During the last weekend of February, Browns Ferry 2 begun a scheduled refuelling and maintenance outage, which included the largest scope of turbine deck work since the original construction. All three of the unit’s low-pressure turbines underwent a comprehensive replacement of major components, including new rotors, inner casings, steam piping and bellows and turbine supervisory instruments. These tasks required the support of more than 500 additional outage workers and an incredible amount of heavy lifting — with 600 separate crane lifts of components such as rotors weighing up to 150t and inner casings weighing up to 90t.

The upgrades will allow the unit to generate an additional 7MW of electricity.

“This investment by TVA helps ensure Browns Ferry continues to provide safe, reliable, clean energy to our local power companies as we enter the region’s summer peak season and beyond,” said Browns Ferry site vice president Matt Rasmussen. “The work completed during this outage demonstrates our team’s high level of commitment to our mission of service and to the people living in the communities we serve.”

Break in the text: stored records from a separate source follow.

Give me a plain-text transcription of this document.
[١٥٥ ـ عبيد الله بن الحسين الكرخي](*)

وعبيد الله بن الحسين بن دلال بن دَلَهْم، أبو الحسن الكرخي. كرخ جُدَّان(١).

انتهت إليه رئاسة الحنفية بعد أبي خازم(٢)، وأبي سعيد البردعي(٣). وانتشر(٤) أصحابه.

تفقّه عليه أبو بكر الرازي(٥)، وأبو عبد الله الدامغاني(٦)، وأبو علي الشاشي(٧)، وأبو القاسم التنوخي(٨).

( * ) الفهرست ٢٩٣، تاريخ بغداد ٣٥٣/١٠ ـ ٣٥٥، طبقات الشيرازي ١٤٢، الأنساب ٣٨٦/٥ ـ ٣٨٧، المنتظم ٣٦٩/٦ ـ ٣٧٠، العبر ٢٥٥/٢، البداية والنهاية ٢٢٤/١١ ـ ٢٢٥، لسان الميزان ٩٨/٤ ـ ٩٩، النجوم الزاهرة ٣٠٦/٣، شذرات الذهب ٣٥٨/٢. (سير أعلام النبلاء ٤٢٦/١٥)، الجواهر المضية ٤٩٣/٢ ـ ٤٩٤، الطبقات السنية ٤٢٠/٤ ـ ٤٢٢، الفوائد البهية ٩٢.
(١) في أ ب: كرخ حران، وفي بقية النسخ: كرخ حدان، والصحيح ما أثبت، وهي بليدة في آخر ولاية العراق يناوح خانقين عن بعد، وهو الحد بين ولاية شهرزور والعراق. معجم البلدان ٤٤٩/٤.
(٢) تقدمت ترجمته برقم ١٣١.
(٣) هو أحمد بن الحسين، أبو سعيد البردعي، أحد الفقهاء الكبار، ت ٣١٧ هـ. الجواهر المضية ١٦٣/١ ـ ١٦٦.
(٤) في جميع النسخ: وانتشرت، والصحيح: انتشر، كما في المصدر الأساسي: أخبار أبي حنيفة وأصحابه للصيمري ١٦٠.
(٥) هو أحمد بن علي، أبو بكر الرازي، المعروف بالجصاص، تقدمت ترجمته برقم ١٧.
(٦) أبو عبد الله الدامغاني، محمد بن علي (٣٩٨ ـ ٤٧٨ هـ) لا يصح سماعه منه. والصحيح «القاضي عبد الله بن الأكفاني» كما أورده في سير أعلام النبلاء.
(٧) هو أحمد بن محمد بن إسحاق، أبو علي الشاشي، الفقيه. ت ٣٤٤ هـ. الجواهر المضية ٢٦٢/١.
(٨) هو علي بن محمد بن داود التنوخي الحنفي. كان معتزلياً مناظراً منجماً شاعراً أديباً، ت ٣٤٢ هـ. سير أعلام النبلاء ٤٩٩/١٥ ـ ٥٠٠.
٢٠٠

Above: Browns Ferry Unit 2 rotor replacement (Photo credit: TVA)


Fuel innovations

While major upgrades were happening on the turbine deck, the refuelling team loaded four new 3D-printed fuel assembly brackets into the reactor. The brackets demonstrate the latest innovations in additive manufacturing and artificial intelligence. They were manufactured at Oak Ridge National Laboratory in a joint project with TVA and the utility’s fuel supplier, Framatome, as part of Oak Ridge’s Transformational Challenge Reactor programme. The components are the first of their kind loaded into a commercial reactor.

ORNL additively manufactured channel fasteners for Framatome’s BWR fuel assembly using a micro-welding process. The team created a 3D-printed part that is compliant with reactor safety regulations for deployment in a commercial reactor. The lab is also providing all the 3D digital data captured during the manufacturing process. This details each layer of the 3D print, information that can be used to certify the quality of the bracket.

The channel fasteners, which perform an essential function in the fuel assembly, were installed on Atrium 10XM fuel assemblies at Framatome’s nuclear fuel manufacturing facility in Richland, Washington.

The channel fasteners secure the fuel channel to the BWR fuel assembly. The fuel channel wraps around the assembly and guides coolant flow up through the fuel rods. Channel fasteners have traditionally been fabricated from expensive castings and required precision machining. Additive manufacturing is a more efficient way to achieve the tight specifications of these components, Framatome explained.

“Being the first to use these additively manufactured components supports an innovative manufacturing approach that could pave the path for use across the existing nuclear fleet and in advanced reactors and small modular reactors,” said Dan Stout, TVA’s director of nuclear technology innovation.

The brackets will remain in the reactor for six years with Inspections planned during outages and after removal.